埼玉平成 vs 西武台

 西武台は後半も序盤から主導権を握り、5分に右SB鈴木煌平(2年)が右に外れる惜しいヘッド、6分には竹内が強シュートを放ったがDFにブロックされた。

 選手交代で流れを変えたい埼玉平成は10分、後半開始から送り込まれたFW柳田翔(1年)が、右SB小島陽夢(3年)の蹴った右CKからヘディングシュート。24分にも右CKをMF中村悠亜(2年)が合わせたが、いずれも決められなかった。後半は4本のシュートを記録したが、ゴールネットを揺らせなかった。

 埼玉平成は初めて準々決勝に進んだ第95回大会でも西武台と対戦。0-4で敗れたが、当時は2年生を主体に編成されたチームだった。

 優勝した100回大会以来、3年ぶりにベスト4に進んだ西武台の守屋保監督は、「3点は考えていなかったが、運よく(先制点が)入ってラッキーな試合でした」と述べ、「3点取れたおかげで3年生を使ってあげられた」と4人の3年生を交代で起用できたことを喜んだ。

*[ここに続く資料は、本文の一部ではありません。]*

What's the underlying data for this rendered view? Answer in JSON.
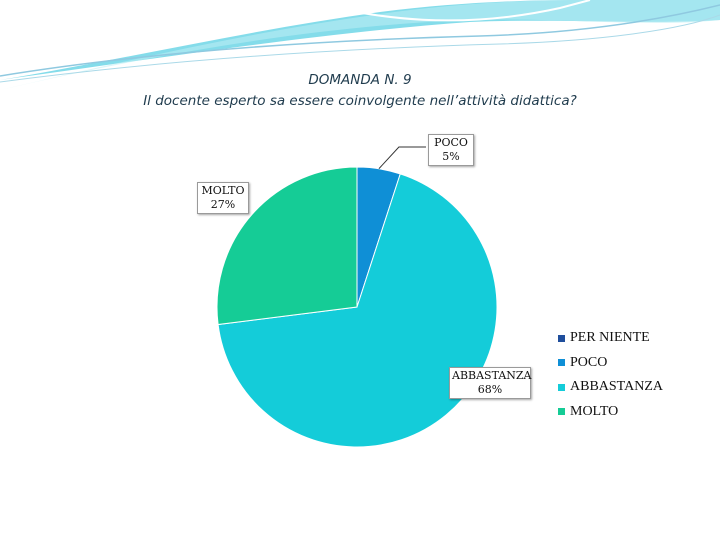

 2年前のU-16ルーキーリーグで全国4位に入った陣容が3年生となり、同監督は3年生の担任を受け持っている。3年生に出場機会を与えたかったのには訳がある。

 「3年生が引っ張り、練習量は最近が一番多く精神的にも強くなっています。合同練習後には(下級生の)パートナーを買って出ているし、下のカテゴリーの試合にも休みなしで見学に来てくれるんですよ」

 今大会に入る前、3年生で頑張っていこうと結束したそうだ。谷口は「練習もよくこなせるようになり、すごくいい雰囲気で予選を迎えられました」と話す。その谷口と1カ月前からCBを組む2年生の高倉大翔は、頼もしい先輩に感謝する。「隣りの谷口さんと後ろの(GK)松田(聖也)さんが的確な声を掛けてくれるので、短い時間でも戦術や連係などにはすぐに慣れました」と自信を持ってプレーできている背景を説明する。

 プリンスリーグでは不振だが、今大会に入ってチームに一体感が生まれ、たくましい西武台が戻ってきた。